Unidentified assailants kidnapped Craig McAllister, a 56-year-old football coach, in Sanaa, the Yemeni capital, in September 2016. He appeared in an initial kidnap video in October. The group behind his kidnapping remains unknown.
According to SITE Intelligence, the 12-second video shows McAllister addressing the Australian government, the Yemeni Football Association and Yemen’s “Department of Youth and Sport,” saying that they must meet the demands of the captors "or they will kill me."
The video was uploaded to a file-sharing website on Tuesday, SITE said, although it was unclear when the footage was actually filmed.
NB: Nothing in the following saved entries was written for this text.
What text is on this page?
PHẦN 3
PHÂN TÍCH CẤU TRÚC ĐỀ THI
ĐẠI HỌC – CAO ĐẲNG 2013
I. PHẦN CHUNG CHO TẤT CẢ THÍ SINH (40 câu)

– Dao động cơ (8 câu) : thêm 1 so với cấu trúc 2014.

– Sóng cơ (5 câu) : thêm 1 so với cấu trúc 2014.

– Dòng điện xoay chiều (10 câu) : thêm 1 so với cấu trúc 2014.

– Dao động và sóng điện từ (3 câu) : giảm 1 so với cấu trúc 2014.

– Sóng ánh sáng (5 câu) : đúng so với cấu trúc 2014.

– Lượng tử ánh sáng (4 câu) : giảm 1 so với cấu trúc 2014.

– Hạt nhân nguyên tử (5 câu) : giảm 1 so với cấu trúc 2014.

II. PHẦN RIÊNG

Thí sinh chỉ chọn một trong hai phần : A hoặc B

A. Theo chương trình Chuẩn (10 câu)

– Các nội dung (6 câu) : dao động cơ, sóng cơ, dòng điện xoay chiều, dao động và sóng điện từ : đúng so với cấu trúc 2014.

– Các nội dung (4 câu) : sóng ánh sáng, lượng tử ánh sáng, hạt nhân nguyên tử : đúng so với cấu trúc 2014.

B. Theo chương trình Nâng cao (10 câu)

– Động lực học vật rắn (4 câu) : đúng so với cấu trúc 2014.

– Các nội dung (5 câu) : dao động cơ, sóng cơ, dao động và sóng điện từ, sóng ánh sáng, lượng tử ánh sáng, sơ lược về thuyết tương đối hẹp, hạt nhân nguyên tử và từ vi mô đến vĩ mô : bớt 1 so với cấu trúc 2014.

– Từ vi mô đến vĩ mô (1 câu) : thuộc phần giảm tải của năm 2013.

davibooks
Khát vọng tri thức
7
There was no mention of money in the video released on Tuesday.
In the 24-second October video, he said his kidnappers wanted money, but both they and McAllister have specified no figures for his release. “I have been working as a football coach...at the moment I am kidnapped by a group here,” he said in the video. “They are requesting that the Australian government send the money they have requested.”
Australian authorities are yet to comment on the new video but after the October footage, Australian Foreign Minister Julie Bishop said the country was seeking to provide consular support to McAllister’s family.
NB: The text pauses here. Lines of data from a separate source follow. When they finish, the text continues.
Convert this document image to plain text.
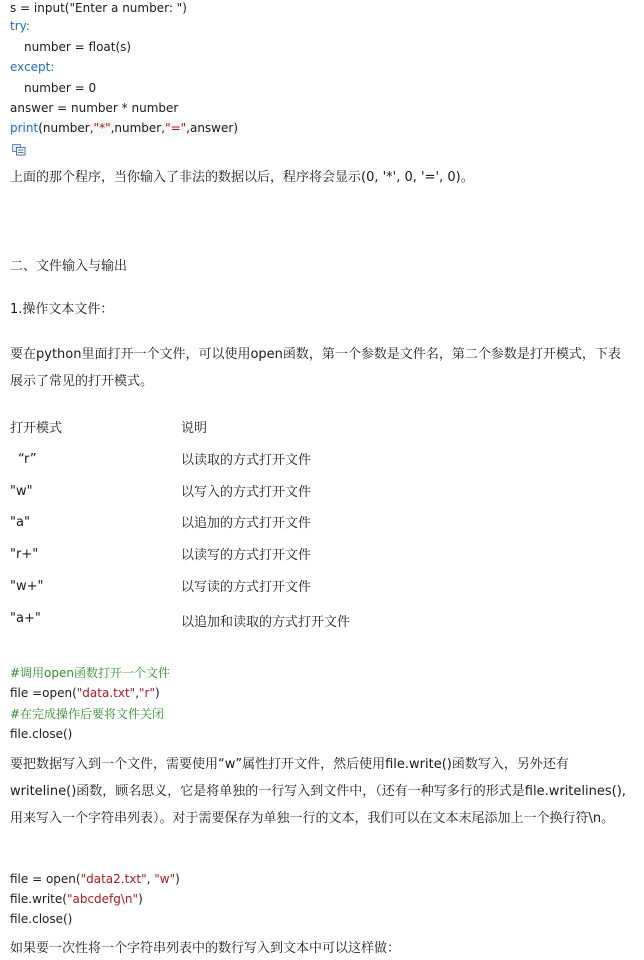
s = input("Enter a number: ")
try:
number = float(s)
except:
number = 0
answer = number * number
print(number,"*",number,"=",answer)
上面的那个程序，当你输入了非法的数据以后，程序将会显示(0, '*', 0, '=', 0)。
二、文件输入与输出
1.操作文本文件：
要在python里面打开一个文件，可以使用open函数，第一个参数是文件名，第二个参数是打开模式，下表展示了常见的打开模式。
打开模式	说明
“r”	以读取的方式打开文件
"w"	以写入的方式打开文件
"a"	以追加的方式打开文件
"r+"	以读写的方式打开文件
"w+"	以写读的方式打开文件
"a+"	以追加和读取的方式打开文件
#调用open函数打开一个文件
file =open("data.txt","r")
#在完成操作后要将文件关闭
file.close()
要把数据写入到一个文件，需要使用“w”属性打开文件，然后使用file.write()函数写入，另外还有writeline()函数，顾名思义，它是将单独的一行写入到文件中，（还有一种写多行的形式是file.writelines(),用来写入一个字符串列表）。对于需要保存为单独一行的文本，我们可以在文本末尾添加上一个换行符\n。
file = open("data2.txt", "w")
file.write("abcdefg\n")
file.close()
如果要一次性将一个字符串列表中的数行写入到文本中可以这样做：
McAllister’s assistant in Yemen, Abdullah al-Maghribi, said that he was coaching a youth team at Al-Ahli Sanaa football club for two years before being kidnapped, according to Australian news site news.com.au. He said that an Islamist group had kidnapped McAllister but did not elaborate.
The Australian newspaper reported that the assailants kidnapped McAllister during a training session, citing a member of the Al-Ahli team, but this remains unconfirmed.
Houthi rebels captured Sanaa in September 2014, forcing President Abedrabbo Mansour Hadi to flee the country. He has since returned to operate out of his traditional base, the southern city of Aden. A Saudi-led coalition is conducting a bombing campaign against the Shiite Iranian-backed rebels in the capital and other areas of its control in the country's north.
Foreign nationals remain a target for the myriad of actors in the Yemeni conflict. At least a dozen foreigners have been kidnapped since 2009 and, while many have been released unharmed, U.S. journalist Luke Somers and South African teacher Pierre Korkie died in December 2014 in a failed U.S. commando raid to rescue them from Al-Qaeda in the country’s southeast.